ニューズウィーク日本版(12/19号)の目次を開いたら「ウクライナは既に戦いに勝利した」という見出しに目が止まった。書いたのはユリア・ティモシェンコ、元首相。美人だったのでよく覚えているが、2度も首相になって急進的に西欧への接近を進めながら、ロシアの軍事侵攻への備えを全くしてこなかったという意味で、今般のロシアによる侵略の責任を追うべき政治家の1人だと思っていた。
そんな人が何を勝った勝ったと言ってるのか。
記事に書いているのはこんなことだ。
全世界が支援している。民主政治体制を確立した。男女を問わず国民が命がけで戦っている。ドローンなど高い技術力の武器兵器を有している。親ロシアの裏切り者を排除したい、等々。
すぐにあたまに浮かんだのはエマニュエル・トッドが1ヶ月も前に文藝春秋に書いた「米国はすでに敗北している」。ロシア経済は強く、また工業生産力と兵器供給力において米国とNATOに優っている。
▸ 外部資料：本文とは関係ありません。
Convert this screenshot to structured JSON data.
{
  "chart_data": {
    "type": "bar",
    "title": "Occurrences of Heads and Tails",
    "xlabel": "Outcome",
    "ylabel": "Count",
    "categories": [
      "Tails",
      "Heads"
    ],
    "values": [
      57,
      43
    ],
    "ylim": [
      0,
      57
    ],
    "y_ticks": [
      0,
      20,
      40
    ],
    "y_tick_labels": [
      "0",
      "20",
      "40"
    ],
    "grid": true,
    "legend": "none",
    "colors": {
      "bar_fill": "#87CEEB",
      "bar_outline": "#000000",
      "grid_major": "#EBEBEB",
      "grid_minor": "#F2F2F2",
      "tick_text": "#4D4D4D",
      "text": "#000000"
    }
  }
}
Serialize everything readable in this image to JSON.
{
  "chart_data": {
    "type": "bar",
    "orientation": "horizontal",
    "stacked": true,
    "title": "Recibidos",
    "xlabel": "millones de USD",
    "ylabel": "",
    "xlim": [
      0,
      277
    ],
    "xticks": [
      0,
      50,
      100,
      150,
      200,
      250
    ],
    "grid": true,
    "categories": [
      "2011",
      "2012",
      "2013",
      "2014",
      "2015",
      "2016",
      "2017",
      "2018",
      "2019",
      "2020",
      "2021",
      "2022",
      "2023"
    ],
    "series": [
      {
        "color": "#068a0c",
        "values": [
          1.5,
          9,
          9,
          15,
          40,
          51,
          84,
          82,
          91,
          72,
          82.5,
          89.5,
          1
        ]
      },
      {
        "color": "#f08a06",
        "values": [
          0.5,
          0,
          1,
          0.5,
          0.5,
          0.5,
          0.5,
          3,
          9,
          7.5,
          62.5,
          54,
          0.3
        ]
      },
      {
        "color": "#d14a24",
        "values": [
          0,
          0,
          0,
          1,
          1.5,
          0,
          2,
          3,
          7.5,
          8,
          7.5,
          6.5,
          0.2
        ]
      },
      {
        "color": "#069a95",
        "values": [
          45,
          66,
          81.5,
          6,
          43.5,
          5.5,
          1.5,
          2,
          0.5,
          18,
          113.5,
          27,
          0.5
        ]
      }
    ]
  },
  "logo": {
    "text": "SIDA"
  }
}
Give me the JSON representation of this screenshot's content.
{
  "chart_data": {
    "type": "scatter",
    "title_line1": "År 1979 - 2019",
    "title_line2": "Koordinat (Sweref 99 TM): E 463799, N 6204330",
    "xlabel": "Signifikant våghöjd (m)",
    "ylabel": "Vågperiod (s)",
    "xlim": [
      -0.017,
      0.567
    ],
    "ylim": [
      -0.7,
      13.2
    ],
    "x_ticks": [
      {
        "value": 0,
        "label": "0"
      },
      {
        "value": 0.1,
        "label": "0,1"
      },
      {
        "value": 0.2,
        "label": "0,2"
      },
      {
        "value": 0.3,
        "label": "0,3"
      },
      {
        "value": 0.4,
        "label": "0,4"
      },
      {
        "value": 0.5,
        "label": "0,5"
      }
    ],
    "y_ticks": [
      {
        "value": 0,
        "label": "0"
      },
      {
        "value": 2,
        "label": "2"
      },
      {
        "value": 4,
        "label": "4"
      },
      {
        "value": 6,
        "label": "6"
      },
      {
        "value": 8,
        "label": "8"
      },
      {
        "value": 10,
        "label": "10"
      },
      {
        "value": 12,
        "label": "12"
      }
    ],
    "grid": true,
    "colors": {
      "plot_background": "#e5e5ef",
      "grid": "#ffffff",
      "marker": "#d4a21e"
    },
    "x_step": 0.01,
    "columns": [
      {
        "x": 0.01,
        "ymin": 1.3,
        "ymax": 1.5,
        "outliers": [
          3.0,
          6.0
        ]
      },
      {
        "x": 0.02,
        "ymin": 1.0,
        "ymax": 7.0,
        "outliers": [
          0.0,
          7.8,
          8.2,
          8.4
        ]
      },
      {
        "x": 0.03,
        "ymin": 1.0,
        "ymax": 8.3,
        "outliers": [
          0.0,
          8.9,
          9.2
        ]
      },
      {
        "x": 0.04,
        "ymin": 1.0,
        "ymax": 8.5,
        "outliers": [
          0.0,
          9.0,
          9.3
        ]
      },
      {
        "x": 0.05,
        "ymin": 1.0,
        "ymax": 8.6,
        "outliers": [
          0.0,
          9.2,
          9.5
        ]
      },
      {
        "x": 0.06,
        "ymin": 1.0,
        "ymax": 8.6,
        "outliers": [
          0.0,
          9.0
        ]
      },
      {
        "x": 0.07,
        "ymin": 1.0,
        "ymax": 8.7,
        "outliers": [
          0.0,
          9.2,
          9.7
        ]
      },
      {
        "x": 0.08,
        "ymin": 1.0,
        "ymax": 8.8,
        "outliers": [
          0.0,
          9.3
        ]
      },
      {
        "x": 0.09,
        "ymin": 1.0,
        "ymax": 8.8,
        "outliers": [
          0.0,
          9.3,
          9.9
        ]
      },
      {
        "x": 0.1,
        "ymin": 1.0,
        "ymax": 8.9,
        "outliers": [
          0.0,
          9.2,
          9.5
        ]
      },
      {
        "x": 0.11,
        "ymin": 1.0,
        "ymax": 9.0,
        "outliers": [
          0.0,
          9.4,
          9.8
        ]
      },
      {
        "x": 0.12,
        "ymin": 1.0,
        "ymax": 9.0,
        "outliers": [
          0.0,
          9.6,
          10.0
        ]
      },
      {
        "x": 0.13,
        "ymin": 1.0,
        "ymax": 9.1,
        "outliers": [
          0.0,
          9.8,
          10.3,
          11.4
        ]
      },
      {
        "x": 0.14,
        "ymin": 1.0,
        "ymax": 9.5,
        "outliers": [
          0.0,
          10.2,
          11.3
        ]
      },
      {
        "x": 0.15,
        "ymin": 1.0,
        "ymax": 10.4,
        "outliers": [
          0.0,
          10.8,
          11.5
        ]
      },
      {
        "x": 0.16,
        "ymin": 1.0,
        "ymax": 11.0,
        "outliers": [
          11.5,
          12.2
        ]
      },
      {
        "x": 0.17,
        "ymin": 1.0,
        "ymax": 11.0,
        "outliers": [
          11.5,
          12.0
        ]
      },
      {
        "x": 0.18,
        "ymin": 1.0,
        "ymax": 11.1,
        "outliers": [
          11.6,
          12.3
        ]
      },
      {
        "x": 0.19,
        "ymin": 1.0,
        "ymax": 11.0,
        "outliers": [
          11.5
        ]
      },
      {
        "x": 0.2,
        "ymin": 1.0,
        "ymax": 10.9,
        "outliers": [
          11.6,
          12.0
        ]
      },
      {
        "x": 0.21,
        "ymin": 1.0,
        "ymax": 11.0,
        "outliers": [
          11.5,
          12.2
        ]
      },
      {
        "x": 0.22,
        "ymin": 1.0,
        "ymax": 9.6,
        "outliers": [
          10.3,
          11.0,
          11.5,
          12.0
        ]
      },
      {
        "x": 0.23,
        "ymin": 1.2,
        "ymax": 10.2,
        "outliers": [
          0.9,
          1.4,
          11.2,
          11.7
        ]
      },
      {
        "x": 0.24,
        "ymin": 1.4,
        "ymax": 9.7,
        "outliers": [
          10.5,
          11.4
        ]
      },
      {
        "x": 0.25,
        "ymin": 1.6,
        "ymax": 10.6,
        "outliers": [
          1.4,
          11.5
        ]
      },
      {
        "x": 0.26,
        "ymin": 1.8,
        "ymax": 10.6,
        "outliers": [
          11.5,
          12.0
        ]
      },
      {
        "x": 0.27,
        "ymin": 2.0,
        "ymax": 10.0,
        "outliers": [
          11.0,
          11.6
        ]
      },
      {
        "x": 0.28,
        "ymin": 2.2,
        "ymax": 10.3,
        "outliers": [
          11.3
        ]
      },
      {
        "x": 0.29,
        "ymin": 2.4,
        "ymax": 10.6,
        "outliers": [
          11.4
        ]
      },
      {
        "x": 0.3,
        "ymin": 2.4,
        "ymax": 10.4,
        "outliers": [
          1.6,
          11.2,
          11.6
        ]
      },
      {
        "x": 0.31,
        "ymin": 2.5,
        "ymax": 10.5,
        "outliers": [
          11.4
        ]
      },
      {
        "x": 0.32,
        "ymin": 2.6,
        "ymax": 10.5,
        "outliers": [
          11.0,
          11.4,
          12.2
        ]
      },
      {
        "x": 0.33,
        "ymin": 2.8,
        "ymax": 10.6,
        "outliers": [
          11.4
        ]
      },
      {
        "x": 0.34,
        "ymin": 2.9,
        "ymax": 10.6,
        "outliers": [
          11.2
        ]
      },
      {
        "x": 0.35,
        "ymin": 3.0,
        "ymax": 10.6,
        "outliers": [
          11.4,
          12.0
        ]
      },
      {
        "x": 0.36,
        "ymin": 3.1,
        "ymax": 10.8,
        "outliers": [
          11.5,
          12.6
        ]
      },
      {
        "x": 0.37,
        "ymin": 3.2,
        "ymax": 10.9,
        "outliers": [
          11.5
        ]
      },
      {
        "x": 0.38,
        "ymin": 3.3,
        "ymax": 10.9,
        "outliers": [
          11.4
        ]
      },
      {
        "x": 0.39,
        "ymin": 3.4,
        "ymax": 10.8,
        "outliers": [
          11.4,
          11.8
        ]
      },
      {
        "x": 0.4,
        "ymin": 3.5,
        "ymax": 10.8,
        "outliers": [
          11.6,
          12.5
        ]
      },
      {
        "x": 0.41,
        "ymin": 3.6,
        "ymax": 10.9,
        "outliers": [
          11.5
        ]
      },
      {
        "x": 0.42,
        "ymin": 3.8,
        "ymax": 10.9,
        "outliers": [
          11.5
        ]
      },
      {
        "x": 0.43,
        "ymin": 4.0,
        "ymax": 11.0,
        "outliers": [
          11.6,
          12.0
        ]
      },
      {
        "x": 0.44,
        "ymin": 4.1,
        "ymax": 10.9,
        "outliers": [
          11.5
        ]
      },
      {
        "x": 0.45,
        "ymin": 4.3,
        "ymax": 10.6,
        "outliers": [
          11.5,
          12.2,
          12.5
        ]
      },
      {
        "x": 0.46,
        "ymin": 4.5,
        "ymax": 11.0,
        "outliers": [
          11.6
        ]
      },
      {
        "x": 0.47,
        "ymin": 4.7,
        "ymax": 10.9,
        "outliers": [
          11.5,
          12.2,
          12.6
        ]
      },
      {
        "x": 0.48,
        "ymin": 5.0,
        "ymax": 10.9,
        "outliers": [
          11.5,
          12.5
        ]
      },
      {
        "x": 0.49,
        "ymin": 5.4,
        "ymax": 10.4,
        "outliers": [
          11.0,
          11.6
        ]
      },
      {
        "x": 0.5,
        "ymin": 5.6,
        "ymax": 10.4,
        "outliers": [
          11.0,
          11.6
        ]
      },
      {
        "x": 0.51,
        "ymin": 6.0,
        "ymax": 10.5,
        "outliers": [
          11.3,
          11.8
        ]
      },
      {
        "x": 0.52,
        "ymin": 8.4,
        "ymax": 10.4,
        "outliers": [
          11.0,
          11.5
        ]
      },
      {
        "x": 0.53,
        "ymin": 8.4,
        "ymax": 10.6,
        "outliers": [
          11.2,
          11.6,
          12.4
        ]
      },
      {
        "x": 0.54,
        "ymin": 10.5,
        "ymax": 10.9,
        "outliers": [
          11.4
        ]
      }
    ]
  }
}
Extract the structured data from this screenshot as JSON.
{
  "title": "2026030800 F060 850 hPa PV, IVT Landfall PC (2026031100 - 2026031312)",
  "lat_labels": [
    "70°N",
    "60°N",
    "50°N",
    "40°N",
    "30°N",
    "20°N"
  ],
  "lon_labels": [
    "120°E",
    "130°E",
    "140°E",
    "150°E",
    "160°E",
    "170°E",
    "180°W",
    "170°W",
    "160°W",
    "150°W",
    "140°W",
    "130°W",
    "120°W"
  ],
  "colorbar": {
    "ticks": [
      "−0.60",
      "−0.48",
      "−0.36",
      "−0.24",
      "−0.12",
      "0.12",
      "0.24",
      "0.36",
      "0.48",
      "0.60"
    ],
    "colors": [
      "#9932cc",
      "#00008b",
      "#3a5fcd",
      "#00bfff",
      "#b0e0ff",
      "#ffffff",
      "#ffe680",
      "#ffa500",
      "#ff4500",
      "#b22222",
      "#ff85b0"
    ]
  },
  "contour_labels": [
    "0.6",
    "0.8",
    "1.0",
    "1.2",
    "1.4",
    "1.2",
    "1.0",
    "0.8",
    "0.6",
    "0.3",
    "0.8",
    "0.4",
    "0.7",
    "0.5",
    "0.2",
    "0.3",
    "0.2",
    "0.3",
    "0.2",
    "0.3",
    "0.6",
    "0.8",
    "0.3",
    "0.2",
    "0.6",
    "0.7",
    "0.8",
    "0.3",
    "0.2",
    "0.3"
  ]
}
“反転攻勢”を開始してからウクライナ側には大量の死者・負傷者が出ている、等々。
トッドがこう書いて1ヶ月たった今、バイデン政権はウクライナ支援を含む予算を議会に拒否されている。
またEUもウクライナ支援の強化などのための拠出金の増額をまとめられなかった。
こうして支援が停滞するなか、戦争の現場では砲弾不足が深刻化する事態になっているという。
先日ゼレンスキーは米議会に押しかけて追加支援を要請したが、もはや英雄を迎えるムードはなく事態はかわらず。
他国の軍事のみならず、経済支援がなければ戦争が継続できない状況なのに、“勝利した”なんて妄想というしかない。
民主主義国家が独裁国家に侵略され、戦うも敗北しつつある。世界は恐ろしい時代を迎えている。日本も本当にしっかりしなければ他人事ではない。